An interesting story here is that of R.S. Dalal, the working president of the IBF in the early 2000s, who went around Haryana and Punjab, mainly, with portable boxing rings to organise meets. Think a wrestling dangal . Set up camp, or ring, in a village somewhere and get local boxers to come and fight. Pay the winners Rs. 1000 or Rs. 2000; pay the losers something too. And you have a buzz. Not the sort of buzz TRP-happy TV channels and TV-hungry organisers are looking at. But enough to get an entire village — several hundreds of people — to show up and watch. That is professional boxing, isn’t it?
It didn’t last. “It was mainly to popularise the sport,” says Dalal, well over a decade-and-a-half since his last dangal . “The pool of boxers is small. That’s why we struggle. If you have a bigger pool, things improve automatically.”
‘ There is a bit of potential here’
What we have with pro boxing now, to quote Dalal, is a square peg in a round hole.
“It’s in its infancy, professional boxing,” offers Raja. “I was ending up spending more money to keep the IBC going, because the sponsors want big names, TV channels … most people want instant results. Something new, it has to be given time to succeed. Returns will come after two-three-five years.”
Raja also stresses on organisation — “Everything has to come under one umbrella, then you know what’s happening, what the rankings are, who is fighting who, who the boxers are.” It isn’t the Harlem or Havana model, which was club-based, but probably makes sense in the Indian context. A body that runs the show might have a better chance of being able to attract strong boxers from around the world to compete with Indians. Anyone who has been to a Vijender fight recently likely fell asleep — or not, because of the loud Bhangra music — because of the quality of the under-cards. Almost all Indian, mostly below par.

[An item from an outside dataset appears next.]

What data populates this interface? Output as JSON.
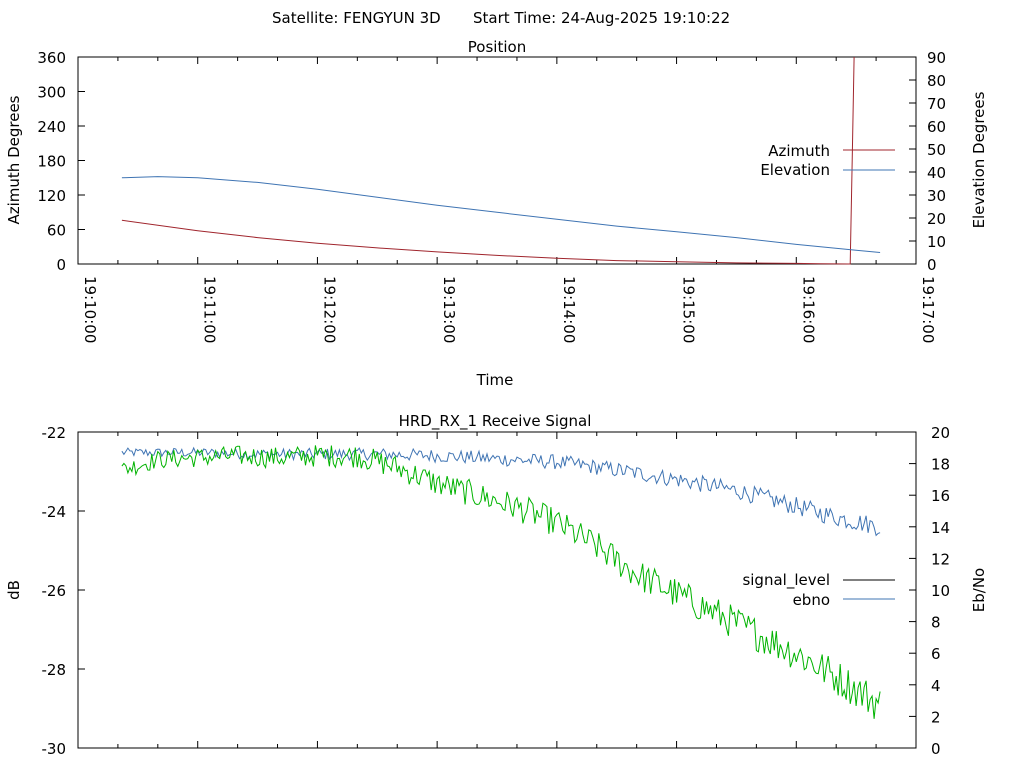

“Vijender has provided the spark,” says Akhil, who was also signed up by IOS but after not getting to fight often enough, has turned freelancer. He recently fought a fight for a company called Hope & Glory, the sort of organisation Raja says is in it for the money, a quick buck.
But at 36, Akhil is “ready to fight for anyone who pays me — that’s what a professional means.” And who can counter that?
There is “a bit of potential here, that’s quite evident,” Francis Warren of Queensberry says. The way to better tidings is probably to take a step back, train and get together a pool of enough good boxers — around four to six in each weight category — and then press on the accelerator. Cricket, badminton and kabaddi work in their glammed-up, Premier League avatars in India because India is strong in these sports. If boxing needs to get up there, the standard of the sport in the country must be good enough. Until that happens, it will always be a case of Vijender and then zilch.